EF: Na ditadura, entre 1984 e 1985, mais da metade dos benefícios era inferior ao salário mínimo. O que a Constituição fez? Impediu que o benefício seja inferior ao salário mínimo. O piso passa a ser o salário mínimo. Ao planejar a desvinculação dos benefícios do salário mínimo, Guedes reedita mais uma política da ditadura.
CC: Quem são os prejudicados?
EF: Isso não afeta apenas os benefícios da Previdência Rural e Urbana. Prejudica também o auxílio desemprego e o Benefício de Prestação Continuada. Guedes ajudou a ditadura de Pinochet e suas medidas se espelham em políticas ditatoriais.
CC: Segundo o projeto de Guedes, o reajuste passaria a ser a partir de uma meta de inflação.
EF: Ele pretende reeditar aquela famosa política do arrocho salarial implantada com o golpe de 1964. O governo fazia uma previsão de inflação, que seria a base para o reajuste dos salários. Acontece que essa previsão era sempre inferior à inflação real. Por conta dessa manipulação, todos os anos o governo corroía o poder de compra dos salários. É que explica o fato de nas décadas de 1960 e 1970 o Brasil ter crescido como a China, mas com uma concentração brutal da renda.
Assim funcionou o arrocho salarial, e é basicamente o que vai acontecer, se o plano de Guedes for aprovado. Haverá uma profunda corrosão do poder de compra do aposentado rural, do aposentado urbano, dos beneficiários do seguro-desemprego e dos mais de 6 milhões de famílias que recebem o Benefício de Prestação Continuada e que tem renda familiar de até um quarto do salário mínimo.
CC: Quantas pessoas serão afetadas no total?
EF: Cerca de 45 milhões de pessoas sofrerão uma substancial perda pela corrosão do valor real desses benefícios sociais, que hoje tem um papel fundamental para mitigar a desigualdade.
CC: Como é a composição desse total?
EF: São cerca de 25 milhões de beneficiários da Previdência Urbana, 12 milhões da Previdência Rural, 6 do BPC, sem contar o seguro-desemprego.

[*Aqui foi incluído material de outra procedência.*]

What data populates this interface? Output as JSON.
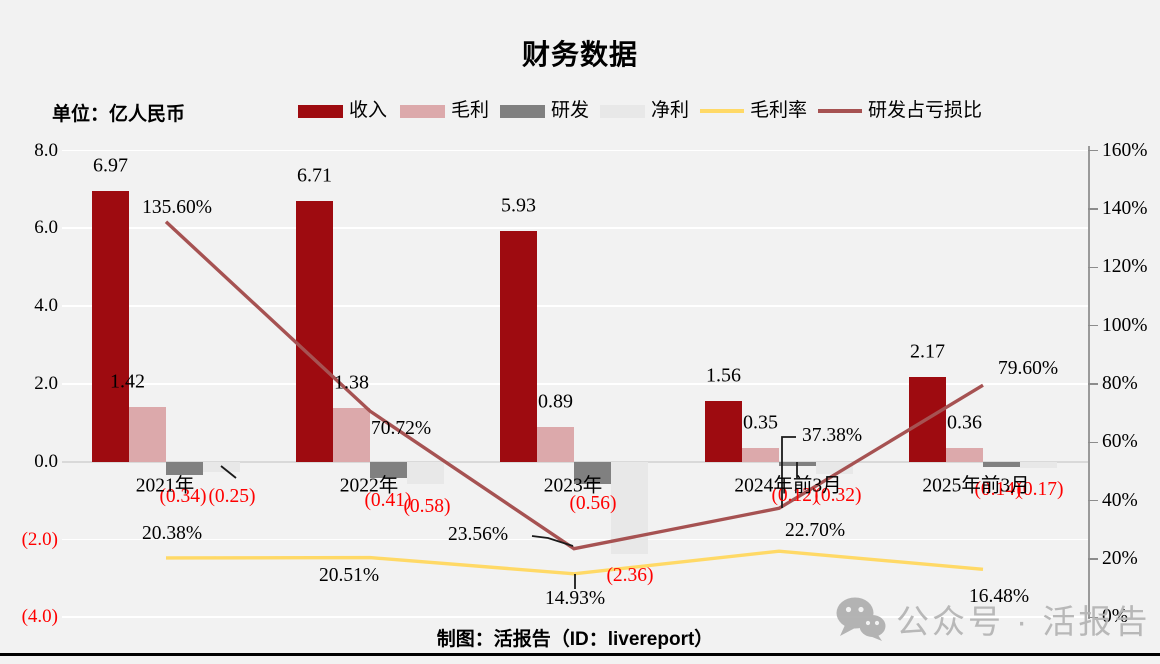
{
  "title": "财务数据",
  "unit_label": "单位：亿人民币",
  "legend": {
    "items": [
      {
        "key": "revenue",
        "label": "收入",
        "type": "bar",
        "color": "#9E0B10"
      },
      {
        "key": "gross_profit",
        "label": "毛利",
        "type": "bar",
        "color": "#DCA9AB"
      },
      {
        "key": "rnd",
        "label": "研发",
        "type": "bar",
        "color": "#808080"
      },
      {
        "key": "net_profit",
        "label": "净利",
        "type": "bar",
        "color": "#E8E8E8"
      },
      {
        "key": "gross_margin",
        "label": "毛利率",
        "type": "line",
        "color": "#FFD966"
      },
      {
        "key": "rnd_loss_ratio",
        "label": "研发占亏损比",
        "type": "line",
        "color": "#A65252"
      }
    ]
  },
  "chart_data": {
    "type": "combo-bar-line",
    "categories": [
      "2021年",
      "2022年",
      "2023年",
      "2024年前3月",
      "2025年前3月"
    ],
    "bar_series": [
      {
        "name": "收入",
        "key": "revenue",
        "color": "#9E0B10",
        "values": [
          6.97,
          6.71,
          5.93,
          1.56,
          2.17
        ]
      },
      {
        "name": "毛利",
        "key": "gross_profit",
        "color": "#DCA9AB",
        "values": [
          1.42,
          1.38,
          0.89,
          0.35,
          0.36
        ]
      },
      {
        "name": "研发",
        "key": "rnd",
        "color": "#808080",
        "values": [
          -0.34,
          -0.41,
          -0.56,
          -0.12,
          -0.14
        ]
      },
      {
        "name": "净利",
        "key": "net_profit",
        "color": "#E8E8E8",
        "values": [
          -0.25,
          -0.58,
          -2.36,
          -0.32,
          -0.17
        ]
      }
    ],
    "line_series": [
      {
        "name": "毛利率",
        "key": "gross_margin",
        "color": "#FFD966",
        "unit": "%",
        "values": [
          20.38,
          20.51,
          14.93,
          22.7,
          16.48
        ]
      },
      {
        "name": "研发占亏损比",
        "key": "rnd_loss_ratio",
        "color": "#A65252",
        "unit": "%",
        "values": [
          135.6,
          70.72,
          23.56,
          37.38,
          79.6
        ]
      }
    ],
    "left_axis": {
      "labels": [
        "8.0",
        "6.0",
        "4.0",
        "2.0",
        "0.0",
        "(2.0)",
        "(4.0)"
      ],
      "values": [
        8,
        6,
        4,
        2,
        0,
        -2,
        -4
      ]
    },
    "right_axis": {
      "labels": [
        "160%",
        "140%",
        "120%",
        "100%",
        "80%",
        "60%",
        "40%",
        "20%",
        "0%"
      ],
      "values": [
        160,
        140,
        120,
        100,
        80,
        60,
        40,
        20,
        0
      ]
    },
    "left_ylim": [
      -4,
      8
    ],
    "right_ylim": [
      0,
      160
    ],
    "grid": true,
    "negative_label_color": "#FF0000"
  },
  "footer": {
    "caption": "制图：活报告（ID：livereport）"
  },
  "watermark": {
    "icon": "wechat-icon",
    "text": "公众号 · 活报告"
  }
}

CC: Sem contar as dezenas de milhões de trabalhadores ativos que serão afetados pelo arrocho.
EF: Sem dúvida. Além da Previdência, do seguro-desemprego, do Benefício de Prestação Continuada, vai afetar também mais de 30 milhões de pessoas que o salário mínimo.
CC: A medida pretendida por Guedes prejudicará, portanto, um total aproximado de 75 milhões de pessoas.
EF: Sim. São exatamente os mais pobres. A reedição do arrocho salarial vale também para os trabalhadores ativos que recebem salário mínimo. E quando arrocha o salário mínimo, comprime também os benefícios da Previdência.